I never get enough of watching Cirque du Soleil shows, especially productions like Cirque du Soleil Dralion. If you appreciate Asian culture, the circus arts, live music, bold sets, and the color red, no matter how many Cirque shows you’ve been to, you’ll fall in love with Dralion. Since premiering in 1999, Cirque du Soleil Dralion has entertained more than 8 million people worldwide.
The show is currently touring North America and at the time of this post, playing in Baltimore in an arena setting, a departure from the traditional blue and yellow Big Top. As much as I enjoy watching Cirque shows no matter where they’re performed, there’s just something special, magical, about going to the show under the chapiteau (that’s French for one big tent – just in case you didn’t know). The experience is different.
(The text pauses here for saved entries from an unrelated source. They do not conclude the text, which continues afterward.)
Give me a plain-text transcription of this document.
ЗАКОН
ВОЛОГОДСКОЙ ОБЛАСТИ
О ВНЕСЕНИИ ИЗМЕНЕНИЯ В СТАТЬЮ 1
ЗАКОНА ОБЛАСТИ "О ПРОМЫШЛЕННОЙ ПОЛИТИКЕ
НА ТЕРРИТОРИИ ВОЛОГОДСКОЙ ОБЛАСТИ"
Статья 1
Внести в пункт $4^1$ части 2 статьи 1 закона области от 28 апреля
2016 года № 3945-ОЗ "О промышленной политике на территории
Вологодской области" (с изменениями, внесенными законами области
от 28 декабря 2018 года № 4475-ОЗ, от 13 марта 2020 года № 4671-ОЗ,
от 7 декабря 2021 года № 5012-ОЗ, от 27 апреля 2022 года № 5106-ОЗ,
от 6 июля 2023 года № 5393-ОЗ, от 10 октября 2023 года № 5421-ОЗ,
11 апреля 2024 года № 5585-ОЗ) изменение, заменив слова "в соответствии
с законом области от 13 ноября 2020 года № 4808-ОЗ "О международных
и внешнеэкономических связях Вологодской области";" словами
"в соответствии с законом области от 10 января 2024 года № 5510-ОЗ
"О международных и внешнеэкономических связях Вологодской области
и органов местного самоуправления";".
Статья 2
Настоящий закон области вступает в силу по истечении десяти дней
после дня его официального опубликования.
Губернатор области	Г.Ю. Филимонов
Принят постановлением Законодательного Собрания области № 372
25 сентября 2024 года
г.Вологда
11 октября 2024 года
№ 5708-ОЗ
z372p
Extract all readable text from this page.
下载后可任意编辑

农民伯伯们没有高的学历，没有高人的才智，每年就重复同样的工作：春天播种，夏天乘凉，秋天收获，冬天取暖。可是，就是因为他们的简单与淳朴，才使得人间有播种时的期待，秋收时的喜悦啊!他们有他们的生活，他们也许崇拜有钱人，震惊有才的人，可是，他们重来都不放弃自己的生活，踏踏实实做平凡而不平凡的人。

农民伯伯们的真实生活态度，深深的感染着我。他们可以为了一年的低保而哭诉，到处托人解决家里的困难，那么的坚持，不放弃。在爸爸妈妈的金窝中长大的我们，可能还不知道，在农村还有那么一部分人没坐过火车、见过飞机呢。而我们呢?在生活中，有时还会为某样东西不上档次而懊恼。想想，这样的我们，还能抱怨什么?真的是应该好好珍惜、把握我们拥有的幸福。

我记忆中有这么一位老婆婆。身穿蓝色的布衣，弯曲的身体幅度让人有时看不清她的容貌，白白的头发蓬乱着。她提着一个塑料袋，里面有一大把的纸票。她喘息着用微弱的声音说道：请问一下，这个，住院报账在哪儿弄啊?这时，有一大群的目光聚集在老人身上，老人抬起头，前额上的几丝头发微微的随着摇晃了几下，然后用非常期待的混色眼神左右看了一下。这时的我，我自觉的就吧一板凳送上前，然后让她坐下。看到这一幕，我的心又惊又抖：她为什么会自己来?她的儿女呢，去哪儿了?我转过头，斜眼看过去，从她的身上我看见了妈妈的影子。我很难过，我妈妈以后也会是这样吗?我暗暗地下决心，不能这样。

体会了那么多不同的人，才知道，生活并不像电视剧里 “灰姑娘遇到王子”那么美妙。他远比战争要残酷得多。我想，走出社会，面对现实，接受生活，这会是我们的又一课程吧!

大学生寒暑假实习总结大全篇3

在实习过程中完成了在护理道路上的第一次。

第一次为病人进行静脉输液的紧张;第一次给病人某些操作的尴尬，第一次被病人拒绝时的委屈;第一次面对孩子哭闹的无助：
It almost makes me feel like a kid again, going to the spectacle of the circus.
With the re-staging from Big Top to arena setting comes artistic and logistical changes. Dralion publicist, Julie Desmarais, notes that the production team works hard to maintain that same intimacy under the arena. Artistic Director Sean McKeown is tasked with the responsibility to ensure that Dralion maintains the Cirque production standards.
Dralion is a balanced mix of “ancient Chinese circus traditions and the avant-garde style of Cirque du Soleil”, a seamless marriage of Eastern and Western circus arts. From crew to cast, there are over 18 nationalities represented. Dralion’s fifty four performers come from 16 different countries with a strong contingency of them coming from the Xiandong province near Beijing. Ms. Desmaris added that many of the Chinese performers did gymnastics before getting into the circus arts.
The performers, across the board, were engaging and entertaining. Acts like the Trampoline, Crossed Wheel, and Aerial Pas de Deux will leave you mesmerized. Watching five performers jump from the set wall onto two over-sized trampolines in a series of flips and somersaults, will mold your mouth into a perpetual “wow.” They bounce like feathers and stick to the wall like Spiderman. And just when you yearn for some type of love story, the enchantingly romantic act of the Aerial Pas de Deux answers the call.
I really enjoyed the Cirque du Soleil Dralion performance because I’ve always been a fan of Asian culture. When I asked Julie Desmaris what was the best part of her very fun job, her response was traveling around the world, discovering and meeting different people from different cultures. That’s what I’m talking about – my kind of show, my kind of job.